Government grants for several programs are expanding the pipeline of future manufacturing workers.
On Oct. 26, Minnesota Department of Employment and Economic Development (DEED) announced a $5 million federally funded Minnesota Apprenticeship Initiative that will train 1,000 Minnesotans at 100 companies. It also issued 17 new Low Income Training Grants worth $2.1 million to help 1,881 employees or students at factories and community outfits. Training will be done at Precision Gasket, Mission Foods, Advanced Molding, Ramsey County Workforce Solutions, Minnesota Innovation Institute in Bemidji, Leech Lake Education Division and Sabathani Community Center in Minneapolis.
On Nov. 15, DEED awarded $8.1 million in job training and “equity” grants to 50 organizations. If successful, the training will lessen Minnesota’s searing racial-unemployment disparities and give minorities, women and veterans the very credentials coveted by factory heads, state officials said.

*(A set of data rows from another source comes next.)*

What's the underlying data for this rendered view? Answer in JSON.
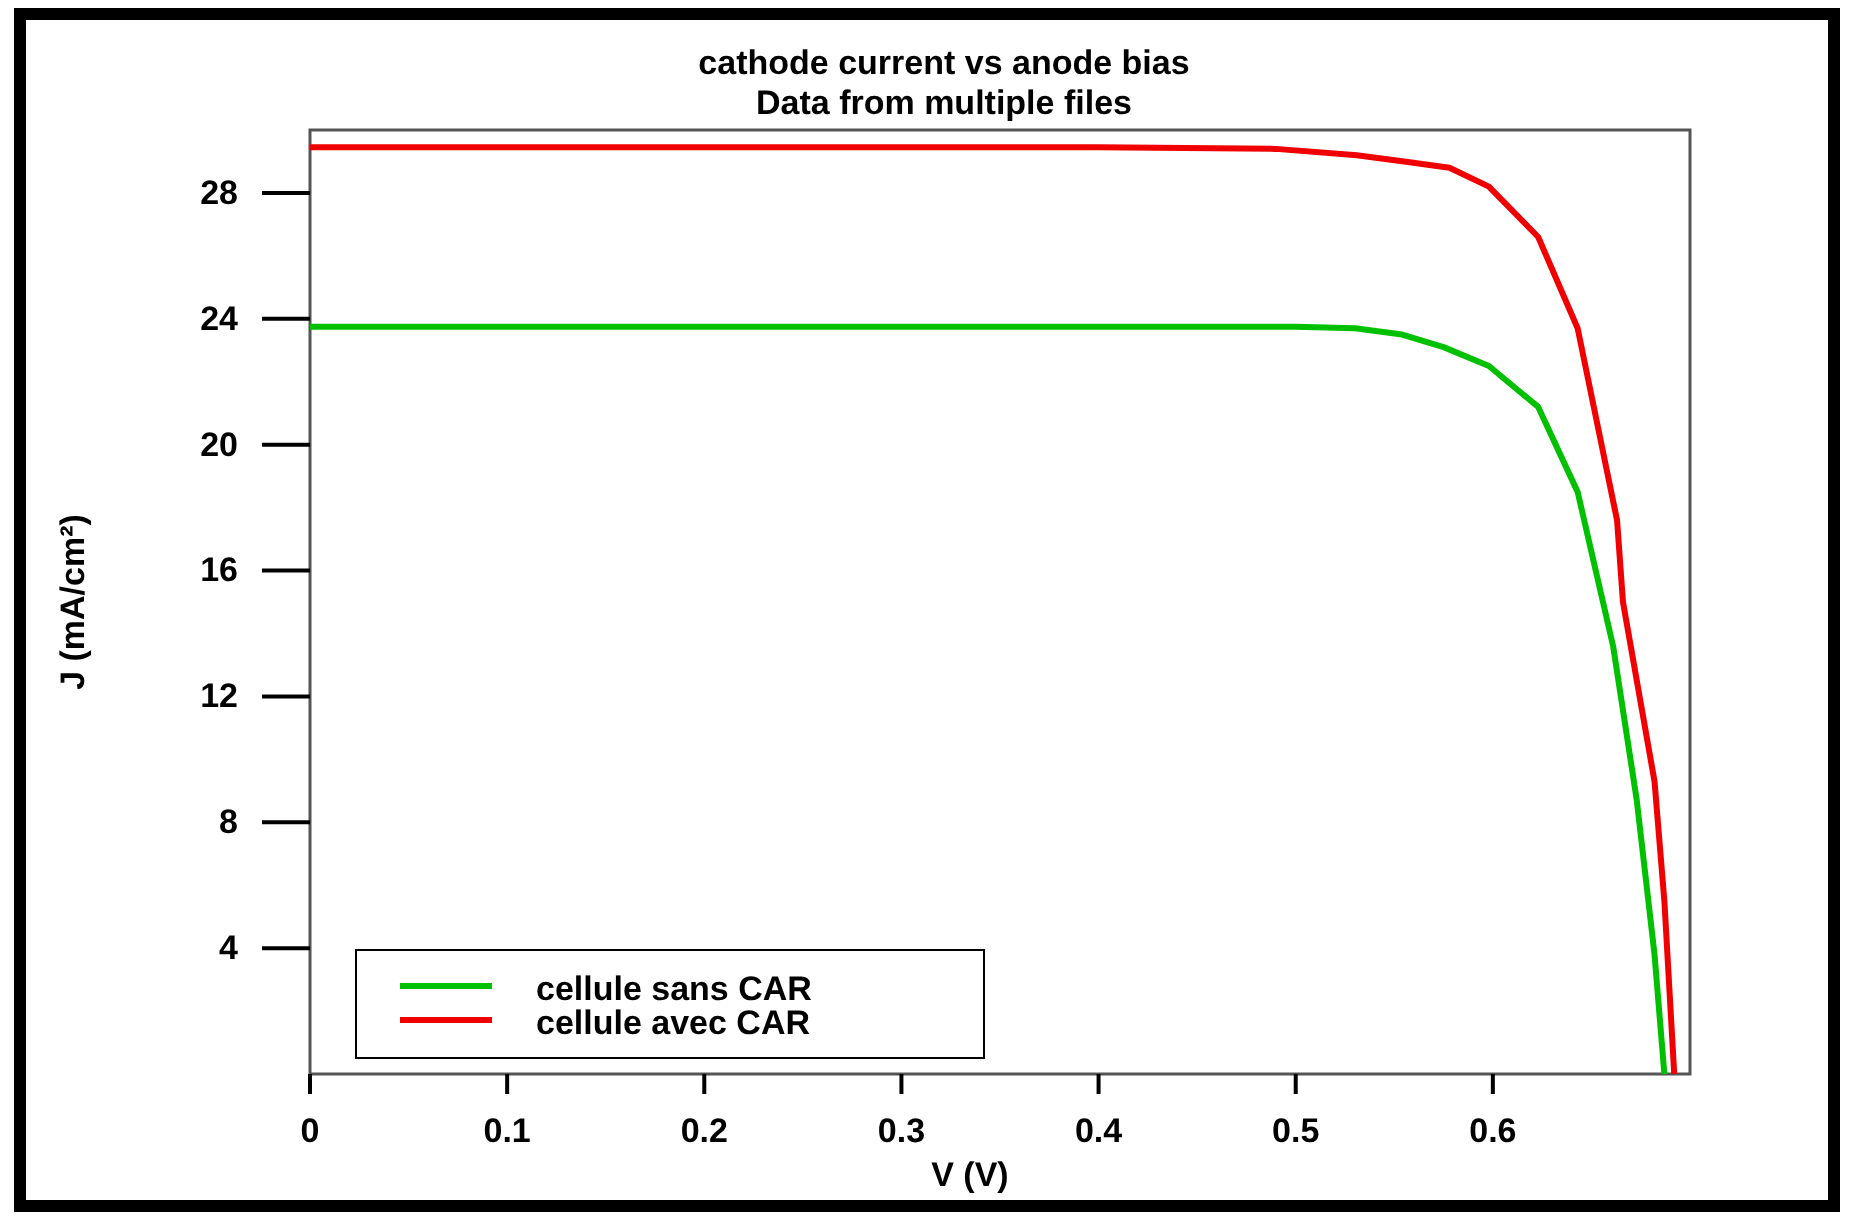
{
  "chart_data": {
    "type": "line",
    "title": "cathode current vs anode bias",
    "subtitle": "Data from multiple files",
    "xlabel": "V (V)",
    "ylabel": "J (mA/cm²)",
    "xlim": [
      0,
      0.7
    ],
    "ylim": [
      0,
      30
    ],
    "xticks": [
      0,
      0.1,
      0.2,
      0.3,
      0.4,
      0.5,
      0.6
    ],
    "yticks": [
      4,
      8,
      12,
      16,
      20,
      24,
      28
    ],
    "grid": false,
    "legend": "bottom left",
    "marker": "none",
    "line_style": "solid",
    "series": [
      {
        "name": "cellule sans CAR",
        "color": "#00c000",
        "x": [
          0,
          0.1,
          0.2,
          0.3,
          0.4,
          0.5,
          0.53,
          0.554,
          0.575,
          0.598,
          0.623,
          0.643,
          0.661,
          0.673,
          0.682,
          0.687
        ],
        "values": [
          23.75,
          23.75,
          23.75,
          23.75,
          23.75,
          23.75,
          23.7,
          23.5,
          23.1,
          22.5,
          21.2,
          18.5,
          13.6,
          8.7,
          3.8,
          0
        ]
      },
      {
        "name": "cellule avec CAR",
        "color": "#f00000",
        "x": [
          0,
          0.1,
          0.2,
          0.3,
          0.4,
          0.49,
          0.531,
          0.555,
          0.578,
          0.598,
          0.623,
          0.643,
          0.663,
          0.666,
          0.682,
          0.687,
          0.692
        ],
        "values": [
          29.45,
          29.45,
          29.45,
          29.45,
          29.45,
          29.4,
          29.2,
          29.0,
          28.8,
          28.2,
          26.6,
          23.7,
          17.6,
          15.0,
          9.3,
          5.5,
          0
        ]
      }
    ]
  }
}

Century College is using its DEED grants to teach controlpanel assembly, mechanical maintenance and soldering around the state. Other recipients, such as Dunwoody College, Pine Technical College, Project For Pride in Living and the Hmong American Partnership (HAP) are using their grants to teach job seekers business math, “CNC” computer-controlled machining, welding, blue print reading and other skills.
In Minneapolis, nonprofits Emerge, Urban League, Stair Step Foundation and Sabathani Community Center recently received a joint federal grant worth $4.3 million to teach area residents manufacturing, warehouse and accounting skills. In October, Sabathani also won an $85,000 state grant to teach 360 local residents to drive forklifts, manage corporate inventory, bill customers and pay suppliers.
Word spread across Minnesota’s Workforce Centers, Facebook and fliers posted in Sabathani’s food shelf and tax assistance offices. Its free classes began this summer and ended with participants getting jobs at Amazon in Shakopee and Menards lumberyards paying $16 to $22 an hour. “It’s very exciting for our community,” said Sabathani Executive Director Cindy Booker. “About 60 percent of our graduates are making more money after our program than before.”
Raddatz started soldering classes for Asian, Somali and other local residents at CAPI USA in Minneapolis and control box assembly classes at Neighborhood House on the West Side of St. Paul.
In May, Jayden Lee enrolled in Raddatz’s machinery repair “mechatronics” class at Neighborhood House and learned to fix listless machines; calibrate gears; wire and program machines, and about OSHA laws. The training was sponsored by Resource Inc., an agency that trains 800 a year so they can get better jobs.
Armed with his mechatronics credential, Lee snapped up a job at Missions Foods that he learned about at the program’s job fair. Resource job counselor Christine Law Chapman wasn’t surprised. After seeing his training, the Mission recruiter steered him from an entry-level job paying $13 an hour to a technician job starting at $18. Now Lee is eligible for further training inside Mission Foods and has full benefits.
“When he got the job, I was excited, as if I had gotten the job myself. It was just so awesome,” Law Chapman said. “Jayden came to our program underemployed but through his hard work he completed the training and now has this great opportunity. This couldn’t have come at a better time. He just became a new father.”
“It’s awesome and a great opportunity for anybody who wants to pursue their manufacturing skills like me.”